If you are experiencing any or all of the above, it could be due to stress. And if so, you’re not alone. As many as 35% of Australians report having a significant level of stress in their lives. In saying that, here are 10 different ways to help you manage your stress:

 

  1. Eat well. Eating a wholesome, wholefood diet will ensure you receive the nutrients you need for your body to function well. Good nutrition comes from a range of vegetables and leafy greens providing important B vitamins, fruits for their antioxidants, fatty fish for omega-3 fatty acids and at least 2 litres of water per day.
  2. Sleep. It is amazing what sleep can do. This is the time for your body to relax and repair. Getting 6-8 hours of sleep per night has shown to alleviate the stress response.
  3. Screen time. Blue light on our devices increases serotonin and dopamine, which are excitatory neurotransmitters and decreases melatonin, our calming hormone to help us sleep. Reducing screen time may help your body to wind down at night and sleep better.
  4. Exercise (even though it is a stress itself). Exercise is very important to help manage your stress. Whether that be a run, gym workout or yoga, all can help by pumping endorphins, feel-good neurotransmitters, throughout your body. But remember not to push too hard and always allow time for recovery.
  5. Reduce caffeine intake. Caffeine can increase cortisol levels, which are already elevated by stress. This can make you feel even more jittery and anxious.
  6. Consider supplements. If you have continual long-term stress you may want to consider a supplement.

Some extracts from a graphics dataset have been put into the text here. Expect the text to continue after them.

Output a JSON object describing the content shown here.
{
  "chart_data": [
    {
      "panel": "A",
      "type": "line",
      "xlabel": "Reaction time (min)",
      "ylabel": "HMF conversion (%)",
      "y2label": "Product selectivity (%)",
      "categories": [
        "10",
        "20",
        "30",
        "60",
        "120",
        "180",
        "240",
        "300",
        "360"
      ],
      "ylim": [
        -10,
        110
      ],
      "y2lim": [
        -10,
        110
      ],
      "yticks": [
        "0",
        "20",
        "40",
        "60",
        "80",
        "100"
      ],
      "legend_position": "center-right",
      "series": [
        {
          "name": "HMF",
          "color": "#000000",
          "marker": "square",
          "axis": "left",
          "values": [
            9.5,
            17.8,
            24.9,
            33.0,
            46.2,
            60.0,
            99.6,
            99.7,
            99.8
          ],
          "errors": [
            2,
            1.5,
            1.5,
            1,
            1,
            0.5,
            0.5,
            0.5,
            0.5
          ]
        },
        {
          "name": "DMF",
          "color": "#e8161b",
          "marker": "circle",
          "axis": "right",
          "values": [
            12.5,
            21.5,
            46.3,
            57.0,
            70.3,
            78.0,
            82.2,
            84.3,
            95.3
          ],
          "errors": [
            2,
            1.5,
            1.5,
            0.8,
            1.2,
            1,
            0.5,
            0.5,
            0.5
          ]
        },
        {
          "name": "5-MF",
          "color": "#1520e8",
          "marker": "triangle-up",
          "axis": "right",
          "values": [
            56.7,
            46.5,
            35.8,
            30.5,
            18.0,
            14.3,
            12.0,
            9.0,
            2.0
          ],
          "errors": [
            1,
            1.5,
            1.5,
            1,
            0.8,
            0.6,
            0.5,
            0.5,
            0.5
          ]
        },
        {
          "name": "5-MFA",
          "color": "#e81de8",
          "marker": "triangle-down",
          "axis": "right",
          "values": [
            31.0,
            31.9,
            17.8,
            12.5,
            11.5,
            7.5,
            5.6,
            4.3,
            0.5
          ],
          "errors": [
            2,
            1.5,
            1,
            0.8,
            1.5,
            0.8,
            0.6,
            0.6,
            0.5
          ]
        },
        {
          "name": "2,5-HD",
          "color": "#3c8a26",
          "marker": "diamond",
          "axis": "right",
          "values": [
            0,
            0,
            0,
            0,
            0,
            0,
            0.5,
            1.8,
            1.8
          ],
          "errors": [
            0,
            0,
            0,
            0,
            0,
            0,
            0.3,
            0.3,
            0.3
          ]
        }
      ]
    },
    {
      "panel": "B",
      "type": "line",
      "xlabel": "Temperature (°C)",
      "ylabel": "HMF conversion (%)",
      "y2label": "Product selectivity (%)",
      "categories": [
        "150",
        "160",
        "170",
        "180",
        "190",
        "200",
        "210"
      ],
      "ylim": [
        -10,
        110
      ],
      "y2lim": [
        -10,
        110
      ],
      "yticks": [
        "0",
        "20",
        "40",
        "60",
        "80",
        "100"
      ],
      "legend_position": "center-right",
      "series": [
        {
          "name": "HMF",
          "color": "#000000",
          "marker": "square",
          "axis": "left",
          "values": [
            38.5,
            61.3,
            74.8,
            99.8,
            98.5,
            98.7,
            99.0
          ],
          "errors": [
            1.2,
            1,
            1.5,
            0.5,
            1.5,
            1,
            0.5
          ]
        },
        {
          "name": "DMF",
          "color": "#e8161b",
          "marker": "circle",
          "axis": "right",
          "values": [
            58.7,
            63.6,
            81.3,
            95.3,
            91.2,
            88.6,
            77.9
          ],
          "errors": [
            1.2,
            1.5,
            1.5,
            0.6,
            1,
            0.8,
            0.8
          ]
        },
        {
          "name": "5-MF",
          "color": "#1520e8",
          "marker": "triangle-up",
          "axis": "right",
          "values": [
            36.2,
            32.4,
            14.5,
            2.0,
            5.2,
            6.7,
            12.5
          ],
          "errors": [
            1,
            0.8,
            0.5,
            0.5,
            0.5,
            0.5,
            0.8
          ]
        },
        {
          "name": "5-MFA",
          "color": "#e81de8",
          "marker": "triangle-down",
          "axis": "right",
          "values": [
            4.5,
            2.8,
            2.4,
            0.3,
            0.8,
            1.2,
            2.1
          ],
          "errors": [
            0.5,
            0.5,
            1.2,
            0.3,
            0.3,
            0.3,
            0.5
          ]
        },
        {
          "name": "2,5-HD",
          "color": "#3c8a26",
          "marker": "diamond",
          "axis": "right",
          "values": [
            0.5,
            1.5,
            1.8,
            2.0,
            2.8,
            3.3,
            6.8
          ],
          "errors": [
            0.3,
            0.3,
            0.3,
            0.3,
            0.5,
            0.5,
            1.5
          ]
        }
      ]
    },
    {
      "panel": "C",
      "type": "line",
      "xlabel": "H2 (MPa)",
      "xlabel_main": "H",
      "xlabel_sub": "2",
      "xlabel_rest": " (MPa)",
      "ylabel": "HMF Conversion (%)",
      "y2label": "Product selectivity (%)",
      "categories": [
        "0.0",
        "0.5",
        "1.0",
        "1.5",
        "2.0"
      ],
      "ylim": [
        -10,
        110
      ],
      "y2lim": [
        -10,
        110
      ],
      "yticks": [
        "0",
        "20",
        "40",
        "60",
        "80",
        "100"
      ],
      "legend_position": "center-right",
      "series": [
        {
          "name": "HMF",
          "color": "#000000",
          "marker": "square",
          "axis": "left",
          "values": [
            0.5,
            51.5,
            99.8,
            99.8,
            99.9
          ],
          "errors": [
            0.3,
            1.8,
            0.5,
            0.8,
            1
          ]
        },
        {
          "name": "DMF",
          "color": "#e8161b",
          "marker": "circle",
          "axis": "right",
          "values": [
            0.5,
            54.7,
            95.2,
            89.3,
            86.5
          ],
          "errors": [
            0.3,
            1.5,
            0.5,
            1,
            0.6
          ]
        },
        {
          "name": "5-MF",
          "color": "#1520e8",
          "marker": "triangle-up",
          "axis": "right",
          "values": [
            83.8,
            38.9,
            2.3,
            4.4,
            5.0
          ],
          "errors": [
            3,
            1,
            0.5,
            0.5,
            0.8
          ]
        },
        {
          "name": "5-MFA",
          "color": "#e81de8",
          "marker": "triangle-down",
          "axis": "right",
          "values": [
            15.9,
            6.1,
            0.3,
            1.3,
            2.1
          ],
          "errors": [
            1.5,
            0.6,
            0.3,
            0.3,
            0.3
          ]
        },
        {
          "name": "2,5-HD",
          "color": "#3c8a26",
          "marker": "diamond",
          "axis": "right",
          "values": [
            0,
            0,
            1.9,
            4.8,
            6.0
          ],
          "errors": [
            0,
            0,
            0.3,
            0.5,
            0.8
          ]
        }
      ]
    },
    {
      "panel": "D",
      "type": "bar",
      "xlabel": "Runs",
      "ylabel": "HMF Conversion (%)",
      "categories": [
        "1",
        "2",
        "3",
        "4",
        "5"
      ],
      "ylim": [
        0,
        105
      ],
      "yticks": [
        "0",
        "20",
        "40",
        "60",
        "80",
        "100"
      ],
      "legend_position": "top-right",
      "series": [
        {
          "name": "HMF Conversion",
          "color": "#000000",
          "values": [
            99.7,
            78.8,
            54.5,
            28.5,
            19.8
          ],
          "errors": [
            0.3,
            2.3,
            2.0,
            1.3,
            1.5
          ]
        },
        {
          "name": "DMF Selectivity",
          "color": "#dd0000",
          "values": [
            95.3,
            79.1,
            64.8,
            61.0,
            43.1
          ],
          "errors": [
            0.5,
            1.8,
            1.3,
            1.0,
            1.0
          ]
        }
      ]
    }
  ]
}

  7. Meditation/Mindfulness. Breathing techniques, guided meditations, mindful meditation, listening to music or simply going to your favourite place to sit can help with reducing stress.
  8. Laugh. Like they always say laughter is the best medicine.
  9. Write it down. Having a journal and writing down your feelings or thoughts can help relive your stress.
  10. Spend time with loved ones. Having a support network has been shown to reduce stress.